This constructor is not typically called by the end user.

class datafusion.ExecutionPlan(plan: datafusion._internal.ExecutionPlan)¶

Represent nodes in the DataFusion Physical Plan.

This constructor should not be called by the end user.

__repr__() → str¶: Print a string representation of the physical plan.

children() → list[ExecutionPlan]¶

Get a list of children ExecutionPlan that act as inputs to this plan.

The returned list will be empty for leaf nodes such as scans, will contain a single value for unary nodes, or two values for binary nodes (such as joins).

display() → str¶: Print the physical plan.
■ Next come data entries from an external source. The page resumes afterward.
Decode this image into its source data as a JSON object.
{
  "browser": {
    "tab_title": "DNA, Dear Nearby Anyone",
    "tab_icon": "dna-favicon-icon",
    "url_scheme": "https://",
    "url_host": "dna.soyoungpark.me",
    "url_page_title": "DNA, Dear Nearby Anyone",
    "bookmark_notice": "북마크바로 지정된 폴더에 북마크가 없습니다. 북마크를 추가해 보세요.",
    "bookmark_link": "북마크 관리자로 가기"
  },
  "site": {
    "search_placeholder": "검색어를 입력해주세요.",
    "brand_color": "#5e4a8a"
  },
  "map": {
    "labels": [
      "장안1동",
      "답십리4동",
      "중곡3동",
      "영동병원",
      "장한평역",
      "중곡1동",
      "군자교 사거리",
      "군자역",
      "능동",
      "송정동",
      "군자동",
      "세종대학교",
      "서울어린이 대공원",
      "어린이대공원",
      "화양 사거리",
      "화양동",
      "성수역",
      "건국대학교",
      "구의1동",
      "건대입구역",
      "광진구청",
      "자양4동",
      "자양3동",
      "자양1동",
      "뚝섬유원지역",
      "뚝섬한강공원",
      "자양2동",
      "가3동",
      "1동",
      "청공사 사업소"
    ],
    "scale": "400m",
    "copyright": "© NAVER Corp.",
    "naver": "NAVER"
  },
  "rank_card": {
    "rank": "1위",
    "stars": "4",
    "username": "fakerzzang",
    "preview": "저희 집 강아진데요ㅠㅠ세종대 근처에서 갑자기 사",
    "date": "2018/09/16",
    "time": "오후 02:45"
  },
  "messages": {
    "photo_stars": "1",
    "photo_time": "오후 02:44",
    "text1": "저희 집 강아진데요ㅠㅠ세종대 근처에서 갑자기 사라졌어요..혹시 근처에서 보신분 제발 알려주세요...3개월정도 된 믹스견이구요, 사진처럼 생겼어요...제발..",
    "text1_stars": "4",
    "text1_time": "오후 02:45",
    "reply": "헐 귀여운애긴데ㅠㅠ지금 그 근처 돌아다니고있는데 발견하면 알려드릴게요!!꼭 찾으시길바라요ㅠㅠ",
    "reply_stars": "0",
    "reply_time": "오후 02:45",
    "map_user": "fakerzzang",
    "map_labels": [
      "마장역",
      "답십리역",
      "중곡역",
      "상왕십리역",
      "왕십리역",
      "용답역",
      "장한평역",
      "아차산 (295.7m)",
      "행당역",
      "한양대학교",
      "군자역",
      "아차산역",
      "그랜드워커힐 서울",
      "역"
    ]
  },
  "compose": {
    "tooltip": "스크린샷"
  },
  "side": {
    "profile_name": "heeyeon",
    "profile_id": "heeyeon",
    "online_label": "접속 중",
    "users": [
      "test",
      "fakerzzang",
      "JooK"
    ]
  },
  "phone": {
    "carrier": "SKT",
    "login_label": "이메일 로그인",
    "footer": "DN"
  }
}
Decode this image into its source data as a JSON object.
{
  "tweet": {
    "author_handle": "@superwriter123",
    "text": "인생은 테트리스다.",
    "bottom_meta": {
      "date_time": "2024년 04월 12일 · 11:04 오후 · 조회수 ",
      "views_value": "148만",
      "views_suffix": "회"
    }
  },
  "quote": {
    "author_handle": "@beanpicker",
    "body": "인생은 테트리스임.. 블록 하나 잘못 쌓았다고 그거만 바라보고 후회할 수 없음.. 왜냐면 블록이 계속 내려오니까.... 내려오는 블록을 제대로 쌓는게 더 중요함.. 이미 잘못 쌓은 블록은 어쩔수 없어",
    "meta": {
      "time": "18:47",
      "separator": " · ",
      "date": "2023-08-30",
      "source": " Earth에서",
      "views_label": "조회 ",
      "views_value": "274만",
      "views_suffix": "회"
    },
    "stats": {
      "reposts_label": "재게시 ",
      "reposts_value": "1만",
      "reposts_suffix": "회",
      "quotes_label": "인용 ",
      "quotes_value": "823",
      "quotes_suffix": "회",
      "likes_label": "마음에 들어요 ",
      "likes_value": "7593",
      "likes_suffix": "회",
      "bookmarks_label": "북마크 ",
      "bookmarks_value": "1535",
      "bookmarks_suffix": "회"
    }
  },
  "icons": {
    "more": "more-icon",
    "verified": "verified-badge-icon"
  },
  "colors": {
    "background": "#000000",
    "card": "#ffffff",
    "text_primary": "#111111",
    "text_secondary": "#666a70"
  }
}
display_indent() → str¶: Print an indented form of the physical plan.

static from_proto(ctx: datafusion.context.SessionContext, data: bytes) → ExecutionPlan¶

Create an ExecutionPlan from protobuf bytes.

Tables created in memory from record batches are currently not supported.

to_proto() → bytes¶

Convert an ExecutionPlan into protobuf bytes.

Tables created in memory from record batches are currently not supported.

_raw_plan¶

property partition_count: int¶: Returns the number of partitions in the physical plan.

class datafusion.Expr(expr: datafusion._internal.expr.RawExpr)¶

Expression object.

Expressions are one of the core concepts in DataFusion. See Expressions in the online documentation for more information.

This constructor should not be called by the end user.

__add__(rhs: Any) → Expr¶

Addition operator.